Tuesday, August 17, 2010

Conference of Birds



I don’t know when the thought first came to me. It was early on in the trip. Maybe it was when the whole bus was filled with raucous conversation and laughter, maybe at a particularly loud and boisterous dinner. We were usually a spectacle wherever we went, always the loudest group. But the thought popped into my mind: we are a “conference of birds.” Now “The Conference of Birds is a 12th century Sufi prose poem written by Farid Ud-Din Attar. Maybe the connection between a classic 12th century Sufi poem and our group does not seem the most obvious at first. It is not even written in Arabic but Persian instead. But let me explain. The poem begins with the birds of the world gathered together. They realize that the other creatures have kings but they have none. A Hoopoe (what kind of bird that is I have no idea) steps forward and offers to lead the birds to find the Simorgh, or king of the birds. Each bird has a weakness or fault that impedes him or her on the journey. The nightingale is enamored with roses, outward beauty and passing love. The duck is content with staying in the water and reluctant to go. The partridge has a love for precious stones, and the owl is corrupted by the love of gold. The Humay’s foible is ambition, and the sparrow’s is vanity and pride under a guise of humility. The Hoopoe’s role is to point these weaknesses out and guide them on the journey. On their journey the birds pass though many trials and tribulations, and seven “valleys:” quest, love, understanding, independence and detachment, unity, astonishment and bewilderment, depravation and nothingness. In the end only thirty birds make it. (Ok, so the number is not the same. Should be 14 or 15. ) They finally reach the Simorgh, but it was not what they had expected. When they look at the Simorgh they see themselves reflected back. They find “that they were the Simorgh and that the Simorgh was the thirty birds…and perceiving both at once, themselves and him, they realized that they and the Simorgh were one and the same.”

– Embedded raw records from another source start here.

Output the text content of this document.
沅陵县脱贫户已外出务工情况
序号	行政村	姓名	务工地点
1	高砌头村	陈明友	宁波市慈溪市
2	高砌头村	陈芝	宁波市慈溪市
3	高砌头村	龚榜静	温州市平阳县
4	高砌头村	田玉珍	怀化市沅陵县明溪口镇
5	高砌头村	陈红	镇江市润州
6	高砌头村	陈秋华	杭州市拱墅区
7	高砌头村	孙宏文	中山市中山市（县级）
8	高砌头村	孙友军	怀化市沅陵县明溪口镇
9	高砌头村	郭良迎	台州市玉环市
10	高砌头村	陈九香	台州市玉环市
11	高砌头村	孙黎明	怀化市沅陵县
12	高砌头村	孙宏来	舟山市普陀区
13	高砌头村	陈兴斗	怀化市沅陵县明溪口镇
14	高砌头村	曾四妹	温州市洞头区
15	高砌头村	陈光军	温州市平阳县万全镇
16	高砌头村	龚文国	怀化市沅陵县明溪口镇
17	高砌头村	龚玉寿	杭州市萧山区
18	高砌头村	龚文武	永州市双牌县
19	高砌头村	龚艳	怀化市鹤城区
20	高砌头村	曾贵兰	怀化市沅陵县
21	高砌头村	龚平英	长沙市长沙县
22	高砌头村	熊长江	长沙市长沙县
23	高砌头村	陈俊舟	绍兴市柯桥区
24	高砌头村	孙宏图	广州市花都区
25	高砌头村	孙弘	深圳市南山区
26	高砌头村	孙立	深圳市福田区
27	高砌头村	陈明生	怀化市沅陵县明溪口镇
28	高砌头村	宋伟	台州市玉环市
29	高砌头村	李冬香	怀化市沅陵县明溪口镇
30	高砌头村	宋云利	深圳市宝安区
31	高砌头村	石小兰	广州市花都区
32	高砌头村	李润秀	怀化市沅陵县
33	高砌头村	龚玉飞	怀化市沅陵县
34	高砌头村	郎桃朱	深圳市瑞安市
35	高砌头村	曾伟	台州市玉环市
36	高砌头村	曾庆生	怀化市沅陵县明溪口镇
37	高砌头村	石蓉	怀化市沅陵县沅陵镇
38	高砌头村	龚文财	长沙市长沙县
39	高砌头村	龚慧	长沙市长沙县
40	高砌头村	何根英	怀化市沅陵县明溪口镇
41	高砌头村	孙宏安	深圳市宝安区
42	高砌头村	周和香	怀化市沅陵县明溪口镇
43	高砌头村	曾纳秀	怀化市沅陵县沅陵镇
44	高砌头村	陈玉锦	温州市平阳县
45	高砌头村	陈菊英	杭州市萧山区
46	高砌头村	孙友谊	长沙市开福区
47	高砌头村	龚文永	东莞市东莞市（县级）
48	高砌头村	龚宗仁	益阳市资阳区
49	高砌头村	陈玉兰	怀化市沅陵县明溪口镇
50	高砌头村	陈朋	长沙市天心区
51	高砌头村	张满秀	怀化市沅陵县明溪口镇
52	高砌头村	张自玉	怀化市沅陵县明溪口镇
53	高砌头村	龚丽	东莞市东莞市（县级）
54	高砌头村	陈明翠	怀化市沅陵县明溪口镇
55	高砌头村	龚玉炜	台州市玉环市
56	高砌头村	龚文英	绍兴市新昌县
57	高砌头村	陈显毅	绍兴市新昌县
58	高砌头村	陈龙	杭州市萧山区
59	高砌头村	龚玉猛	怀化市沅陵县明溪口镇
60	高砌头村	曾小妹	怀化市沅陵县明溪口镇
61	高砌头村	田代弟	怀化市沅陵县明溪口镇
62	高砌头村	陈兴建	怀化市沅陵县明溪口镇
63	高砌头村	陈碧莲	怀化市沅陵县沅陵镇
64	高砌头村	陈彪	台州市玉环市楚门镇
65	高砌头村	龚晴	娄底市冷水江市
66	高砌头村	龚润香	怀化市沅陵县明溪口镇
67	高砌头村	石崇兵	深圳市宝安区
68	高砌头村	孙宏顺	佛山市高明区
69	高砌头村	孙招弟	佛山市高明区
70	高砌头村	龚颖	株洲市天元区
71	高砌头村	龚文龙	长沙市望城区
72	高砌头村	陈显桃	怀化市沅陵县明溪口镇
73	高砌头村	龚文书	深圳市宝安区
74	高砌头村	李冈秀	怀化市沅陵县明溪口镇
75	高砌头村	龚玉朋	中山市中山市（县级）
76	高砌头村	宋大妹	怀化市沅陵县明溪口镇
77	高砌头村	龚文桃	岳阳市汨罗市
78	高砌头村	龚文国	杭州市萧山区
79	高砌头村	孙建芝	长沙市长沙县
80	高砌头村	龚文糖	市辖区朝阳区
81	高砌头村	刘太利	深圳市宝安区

I’m not sure if I am doing the story justice. My knowledge of Sufism is limited and our “lost in translation” lecture on the topic was not much help. But like the birds, we were all on a search, a journey. We weren’t looking for a king, or God (well, maybe you were!) But we were looking for knowledge, insight, understanding, of both ourselves and the world around us. Like the birds in the poem I think we all passed through levels, or “valleys” in this journey. The valley of understanding was maybe the most relevant to our trip in Morocco. One of the lessons the birds learn in the valley of understanding is that knowledge is temporary but understanding endures. As Luis points out in his blog, we are by no means experts on Morocco, but hopefully we do understand more about Morocco and the Arab world. Travel is a wonderful opportunity to expand one’s understanding, and perhaps even search for enlightenment. In the end, like the birds, what we are searching for is reflected back at us, and we deepen our understanding of our own culture and ourselves as well. I will miss our “conference of birds.”